Je suis très surprise de voir un groupe de coréennes âgées. Quand on voit le nombre de livres par pays, on s’aperçoit que certains pays ont des clubs de reliure plus forts que d’autres et la Corée en fait partie. Ils sont en train de se faire connaître de plus en plus, en maroquinerie ils sont plus perfectionnistes, en reliure ils ne sont pas super créatifs mais font moins de fautes de base et apprennent très vite… ça ne m’étonnerait pas qu’ils nous créent d’ici 20 ans, un Hermès-bis, moins cher et de meilleure qualité. Surtout que dans les pays asiatiques, les outils sont beaucoup moins chers. En France, pour trouver un alphabet à la bonne taille il faut dépenser une fortune, alors que pour faire une pièce de titre personnalisée, par exemple « Vol de nuit », je peux en commander sur mesure et l’avoir le lendemain au Vietnam.
Quant à la reliure de mon relieur viet, ce n’est clairement pas mon style mais je comprends pourquoi il a gagné : techniquement il est bon, et ses tranches sont uniques. Beaucoup de relieurs laissent des tranches non massicotées ou se contentent de colorer la tranche de tête (parce que les relieurs ne semblent plus savoir dorer les tranches non plus). Et son cuir façon « marqueterie » est particulièrement bien réussi. Ses tranchefiles cousues sont beaucoup mieux exécutées que les autres compétiteurs. Je sais où il achète son cuir car nous avons le même fournisseur au Vietnam et je dois dire que pour arriver à ce résultat, il a eu beaucoup de mal car nous n’avons pas autant de choix de cuirs qu’en France.
Je suis quand même contente d’être venue car c’est une des rares occasions où l’on voit autant de reliures d’art au même endroit, mais j’avoue que je m’attendais à un niveau général beaucoup plus élevé d’un point de vue technique. D’un point de vue « créativité », c’est clair que c’est super créatif, mais pour moi, on ne peut pas construire une maison créative si elle croule par la suite. Il faut d’abord que les gardes soient bien collées, que les plats soient symétriques etc.
J’ai traîné derrière une grand mère et son petit fils pour écouter ses explications, elle montre les livres primés et lui explique pourquoi, selon elle, tel livre a été primé. Les livres primés sont vraiment bien exécutés, au moins ils rentabilisent bien les 5 euros d’entrée. Et il y a des techniques très difficiles que jamais de la vie je ne pourrai maîtriser.
L’achat du catalogue est conseillé car on comprend mieux les techniques utilisées et l’idée derrière chaque livre.
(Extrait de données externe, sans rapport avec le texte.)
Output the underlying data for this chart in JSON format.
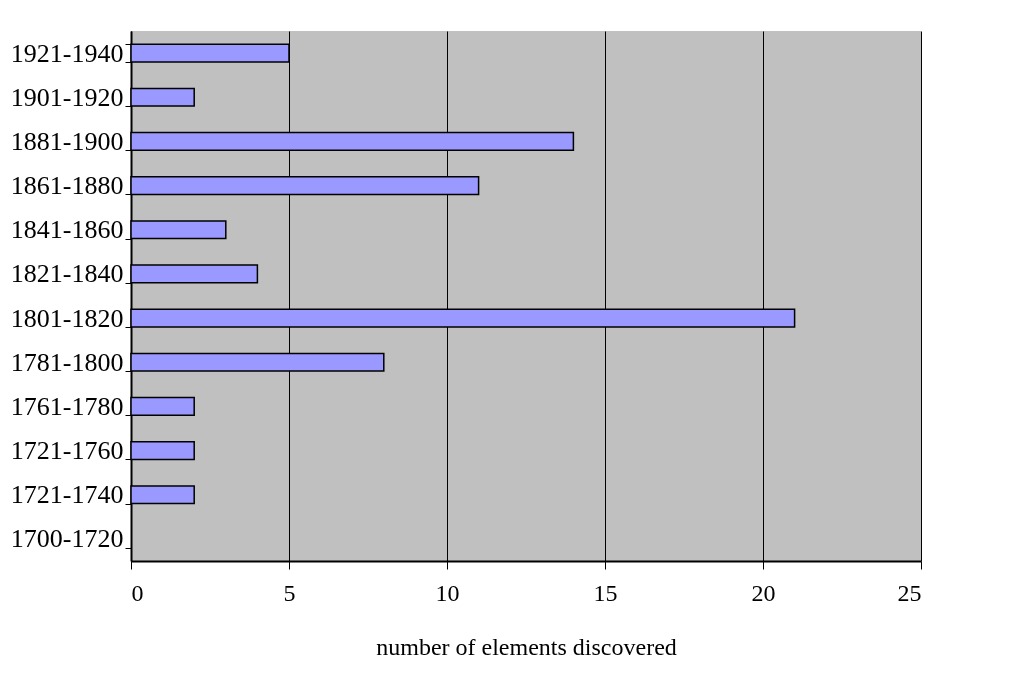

Les livres primés ont droit à un double page dans le catalogue, alors que les autres une photo et quelques lignes.
J’ai quand même pris des photos des reliures dont j’aime l’idée… par exemple ceux utilisant du parchemin, d’autres avec un avion en pop-up, ou intégrant du vitrail, ou pierres… j’aime bien quand les relieurs intègrent les connaissances d’autres arts.
Ce que j’aime bien, c’est la possibilité d’acheter des livres des compétitions précédentes pour 40 euros. C’est quand même plus agréable de faire une reliure avec des cahiers comme ça que de détruire un livre déjà relié. D’ailleurs, de plus en plus de fine presses proposent maintenant des cahiers nus, pour qu’on fasse nos reliures nous-mêmes, comme au bon vieux temps.
Voici quelques photos que j’ai prises. Pour zoomer, cliquez sur chaque photo.
Chez l’espace fournisseur, je suis très contente de découvrir le métier de pareur. Ca va me faciliter la vie et pour la maroquinerie, et pour la reliure.
Et j’ai pu acheter du parchemin pour apprendre l’enluminure (environ 40 euros pour un parchemin de chevreau). S’en suit un long chemin en RER B pour rentrer sur Paris. Heureusement ma soeur m’a invitée au spectacle de Katherine Ryan. On dîne ensemble au restaurant d’à côté et rentre en Uber car je n’en pouvais plus de ces longs déplacements.